En attendant les hirondelles est le premier long métrage du réalisateur algérien Karim Moussaoui, remarqué en 2015 pour son moyen métrage Les Jours d’avant. Sélectionné en Compétition officielle à Un Certain Regard, ce film dresse un tableau impressionniste de la société algérienne de 2016. Il raconte l’histoire de trois personnages, celle d’un riche promoteur immobilier, dont le passé et le présent s’entrechoquent, d’un neurologue ambitieux rattrapé par son passé et d’une jeune femme tiraillée entre la voie de la raison et ses sentiments. Un triptyque qui nous plongent dans "l’âme humaine de la société arabe contemporaine". C’est David Chambille qui signe les images de ce film tourné entièrement en Algérie. (FR)

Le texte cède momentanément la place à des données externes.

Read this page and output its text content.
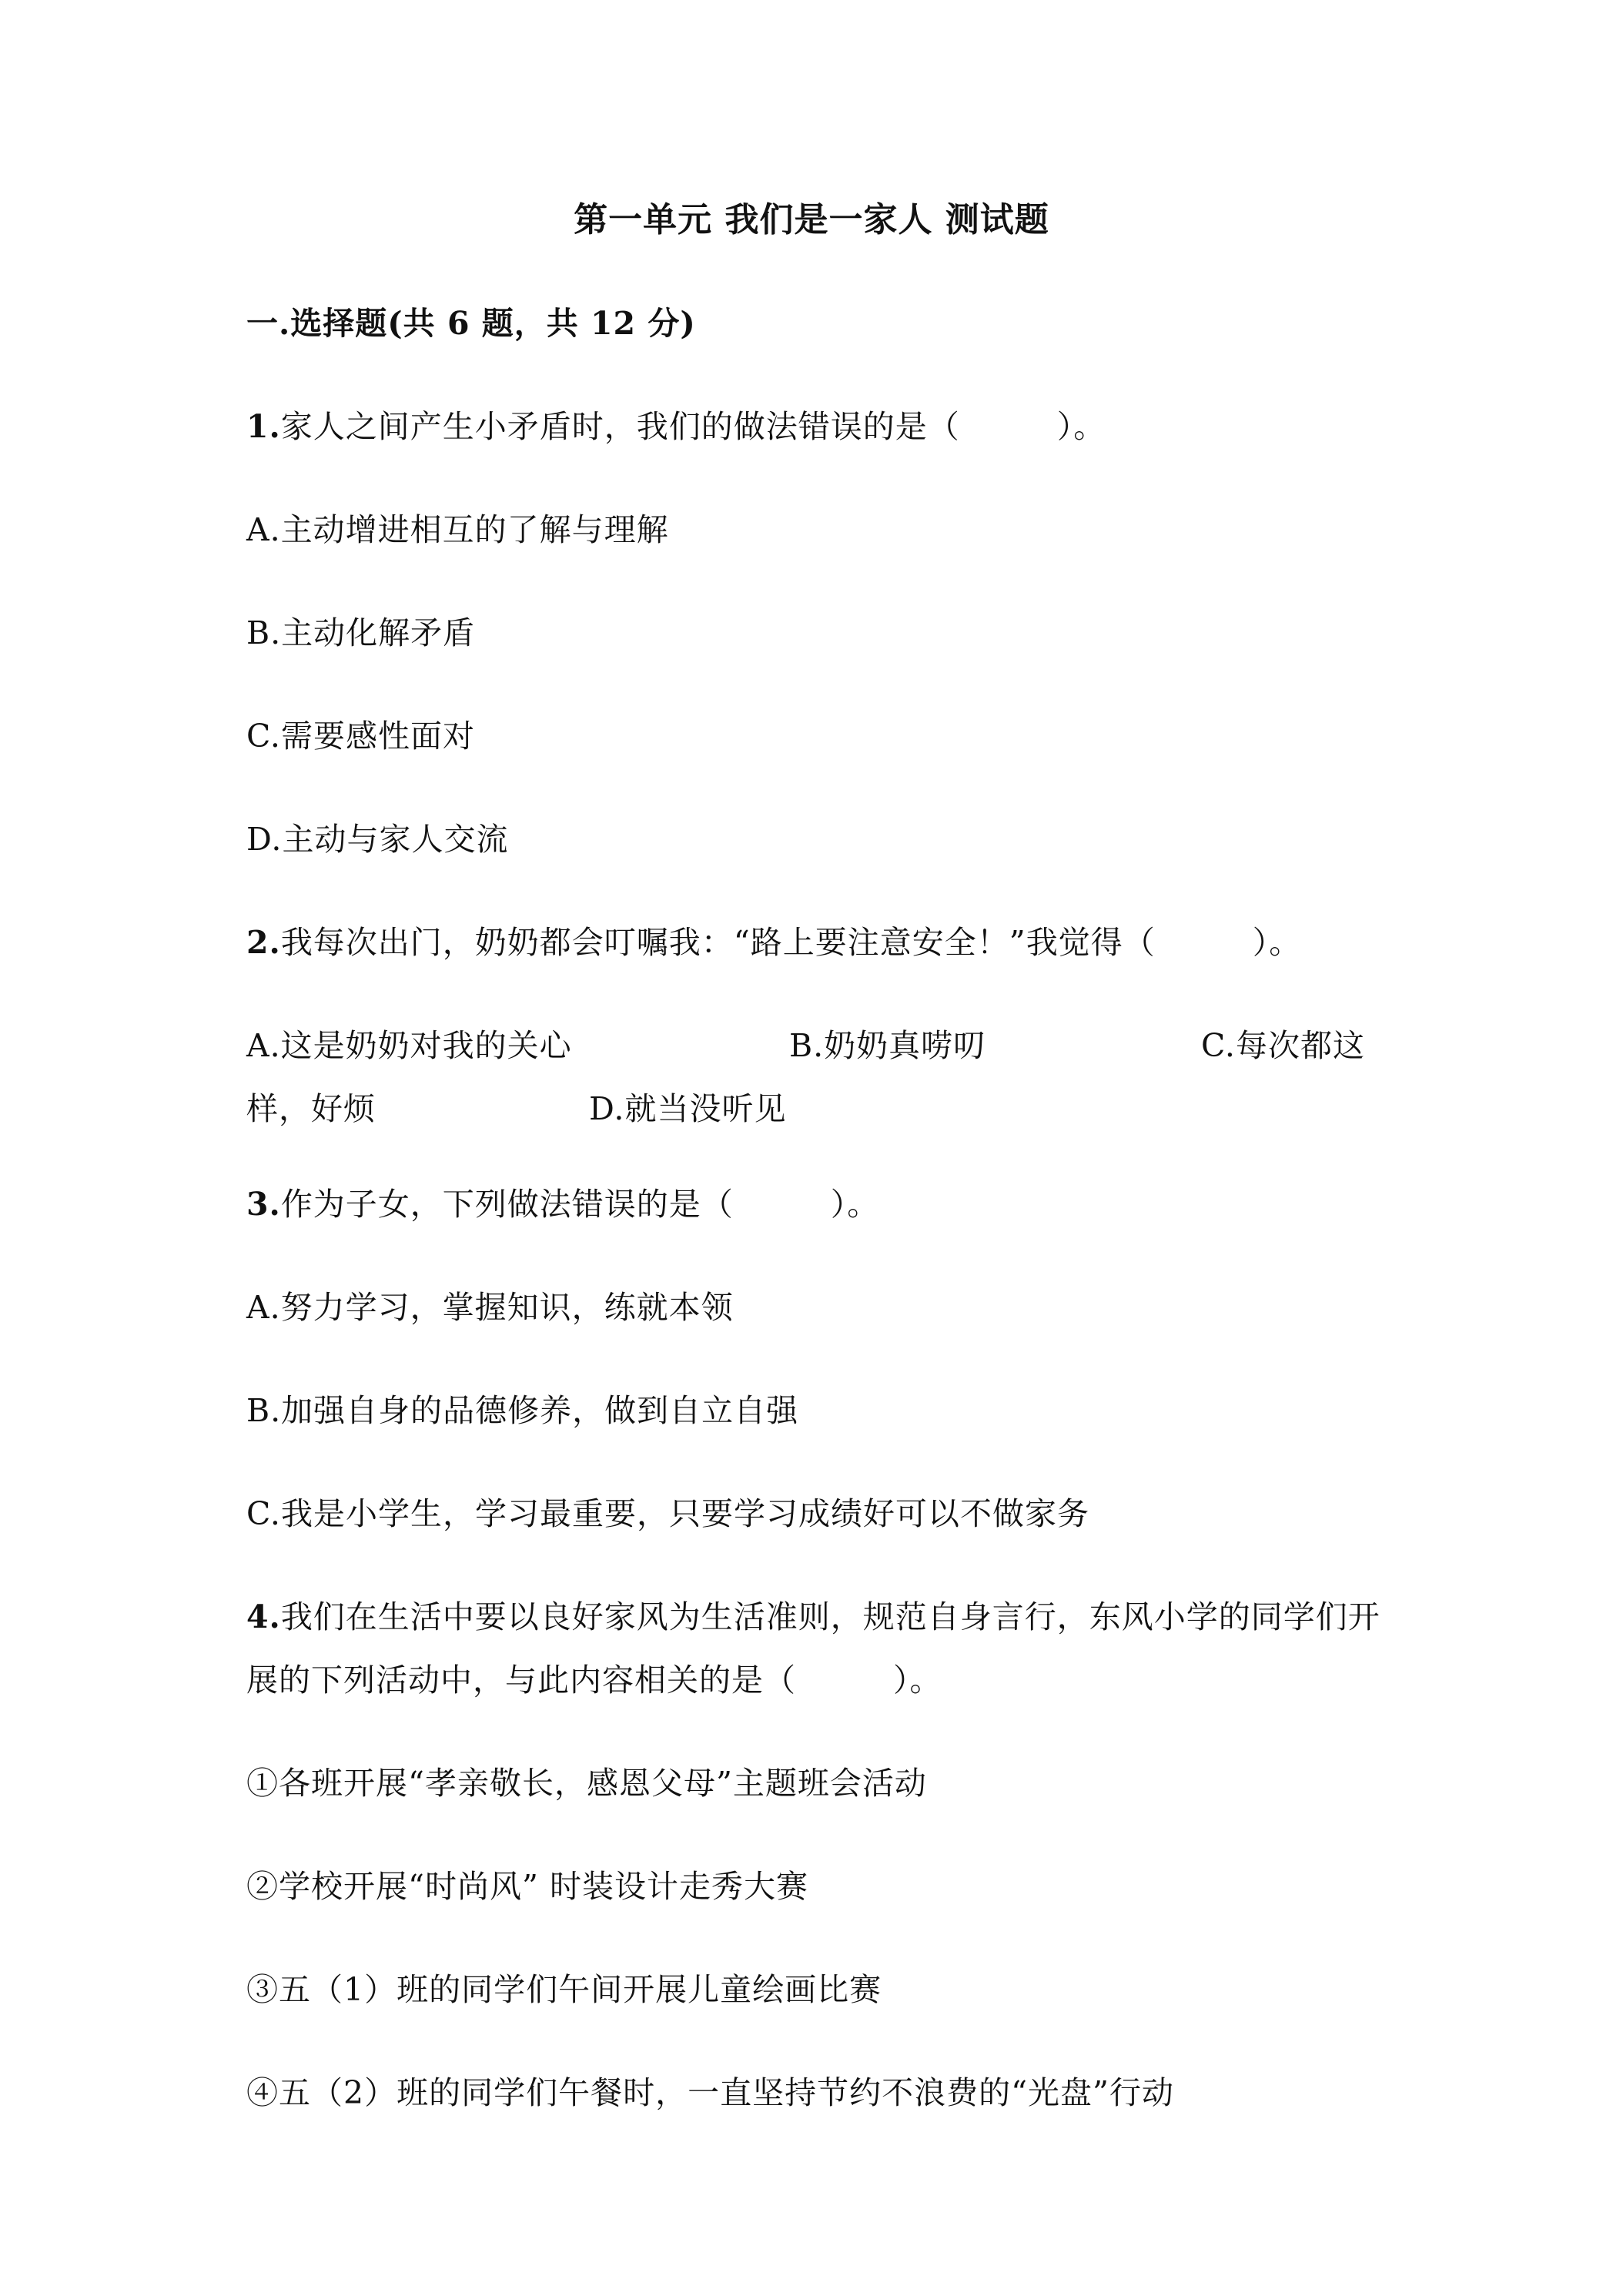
第一单元 我们是一家人 测试题
一.选择题(共 6 题，共 12 分)
1.家人之间产生小矛盾时，我们的做法错误的是（　　　）。
A.主动增进相互的了解与理解
B.主动化解矛盾
C.需要感性面对
D.主动与家人交流
2.我每次出门，奶奶都会叮嘱我：“路上要注意安全！”我觉得（　　　）。
A.这是奶奶对我的关心	B.奶奶真唠叨	C.每次都这
样，好烦	D.就当没听见
3.作为子女，下列做法错误的是（　　　）。
A.努力学习，掌握知识，练就本领
B.加强自身的品德修养，做到自立自强
C.我是小学生，学习最重要，只要学习成绩好可以不做家务
4.我们在生活中要以良好家风为生活准则，规范自身言行，东风小学的同学们开
展的下列活动中，与此内容相关的是（　　　）。
①各班开展“孝亲敬长，感恩父母”主题班会活动
②学校开展“时尚风” 时装设计走秀大赛
③五（1）班的同学们午间开展儿童绘画比赛
④五（2）班的同学们午餐时，一直坚持节约不浪费的“光盘”行动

L’Algérie d’aujourd’hui. Le film met en relief le passé et le présent qui s’entrechoquent dans les vies d’un riche promoteur immobilier, d’un neurologue ambitieux rattrapé par son passé, et d’une jeune femme tiraillée entre la voie de la raison et ses sentiments. Trois parcours qui plongent le spectateur dans l’âme humaine de la société arabe contemporaine.

Collaborant pour la seconde fois avec le réalisateur algérien Karim Moussaoui, David Chambille se souvient : « En attendant les hirondelles est un film sur l’Algérie contemporaine. C’est important pour Karim de raconter et questionner son pays et son époque. Les Jours d’avant s’intéressait aux années 1990 et aux débuts de la guerre civile dans une petite cité des alentours d’Alger. Pour ce film la vision est plus large, avec plus de personnages et beaucoup plus d’espace et de territoires traversés. Contrairement à beaucoup de productions qui préfèrent recréer l’Algérie dans des pays comme le Maroc, plus tournés vers le cinéma, il était fondamental ici que les paysages et décors filmés portent en eux profondément l’Algérie. »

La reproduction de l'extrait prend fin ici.